Bei Badpreisen noch mal genau hinschauen

Egelsbach - Kaum hat der Gemeindevorstand die jüngst vom Parlament beschlossene Erhöhung der Eintrittsgebühren fürs Freibad inklusive Rabattaktion im April publik gemacht, wird Kritik an der Preispolitik laut. Sie kommt vom Förderverein Freibad (FVFE).

Die Bad-Förderer sehen ausgerechnet eine Gruppe ausgebootet, der man eine drastische Erhöhung eben nicht zumuten sollte – sozial benachteiligte Familien mit Kindern.

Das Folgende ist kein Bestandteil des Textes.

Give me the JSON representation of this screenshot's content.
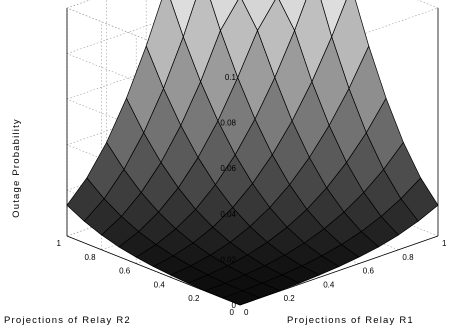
{
  "chart_data": {
    "type": "surface3d",
    "title": "",
    "xlabel": "Projections of Relay R1",
    "ylabel": "Projections of Relay R2",
    "zlabel": "Outage Probability",
    "x": [
      0,
      0.1,
      0.2,
      0.3,
      0.4,
      0.5,
      0.6,
      0.7,
      0.8,
      0.9,
      1
    ],
    "y": [
      0,
      0.1,
      0.2,
      0.3,
      0.4,
      0.5,
      0.6,
      0.7,
      0.8,
      0.9,
      1
    ],
    "z_formula_note": "",
    "z": [
      [
        0.0,
        0.0001,
        0.0002,
        0.0005,
        0.001,
        0.0017,
        0.0028,
        0.0043,
        0.0065,
        0.0095,
        0.0135
      ],
      [
        0.0001,
        0.0002,
        0.0005,
        0.0011,
        0.002,
        0.0034,
        0.0053,
        0.008,
        0.0116,
        0.0163,
        0.0224
      ],
      [
        0.0002,
        0.0005,
        0.0011,
        0.0021,
        0.0037,
        0.006,
        0.0092,
        0.0135,
        0.0191,
        0.0262,
        0.035
      ],
      [
        0.0005,
        0.0011,
        0.0021,
        0.0038,
        0.0063,
        0.0099,
        0.0147,
        0.0211,
        0.0292,
        0.0392,
        0.0513
      ],
      [
        0.001,
        0.002,
        0.0037,
        0.0063,
        0.0102,
        0.0155,
        0.0225,
        0.0314,
        0.0424,
        0.0556,
        0.0712
      ],
      [
        0.0017,
        0.0034,
        0.006,
        0.0099,
        0.0155,
        0.023,
        0.0326,
        0.0444,
        0.0586,
        0.0752,
        0.0942
      ],
      [
        0.0028,
        0.0053,
        0.0092,
        0.0147,
        0.0225,
        0.0326,
        0.0452,
        0.0604,
        0.078,
        0.0983,
        0.1
      ],
      [
        0.0043,
        0.008,
        0.0135,
        0.0211,
        0.0314,
        0.0444,
        0.0604,
        0.078,
        0.09,
        0.095,
        0.1
      ],
      [
        0.0065,
        0.0116,
        0.0191,
        0.0292,
        0.0424,
        0.0586,
        0.078,
        0.09,
        0.095,
        0.098,
        0.1
      ],
      [
        0.0095,
        0.0163,
        0.0262,
        0.0392,
        0.0556,
        0.0752,
        0.0983,
        0.095,
        0.098,
        0.099,
        0.1
      ],
      [
        0.0135,
        0.0224,
        0.035,
        0.0513,
        0.0712,
        0.0942,
        0.1,
        0.1,
        0.1,
        0.1,
        0.1
      ]
    ],
    "xlim": [
      0,
      1
    ],
    "ylim": [
      0,
      1
    ],
    "zlim": [
      0,
      0.1
    ],
    "x_ticks": [
      "0",
      "0.2",
      "0.4",
      "0.6",
      "0.8",
      "1"
    ],
    "y_ticks": [
      "0",
      "0.2",
      "0.4",
      "0.6",
      "0.8",
      "1"
    ],
    "z_ticks": [
      "0",
      "0.02",
      "0.04",
      "0.06",
      "0.08",
      "0.1"
    ],
    "colormap": "gray",
    "grid": true
  }
}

„Zwar hat sich die Lage gegenüber dem Ursprungsentwurf aufgrund unseres frühzeitigen Hinweises und eines darauf von der Gemeindevertretung einstimmig angenommenen Änderungsantrags der Grünen deutlich entspannt“, erklärt Dietrich Fischer für den FVFE, „aber alle Härtefälle sind damit nicht berücksichtigt“. Konkret: Für Auszubildende, Arbeitslose und Hartz IV-Empfänger wurde nachreguliert, aber Alleinerziehende mit Kindern unter 18 Jahren, die studieren, arbeitslos sind oder Hartz IV oder Rente beziehen, sind mit einer 260-prozentigen beziehungsweise rabattiert 224-prozentigen Erhöhung dabei, konstatiert der Verein auf seiner Homepage (www.fvfe.de).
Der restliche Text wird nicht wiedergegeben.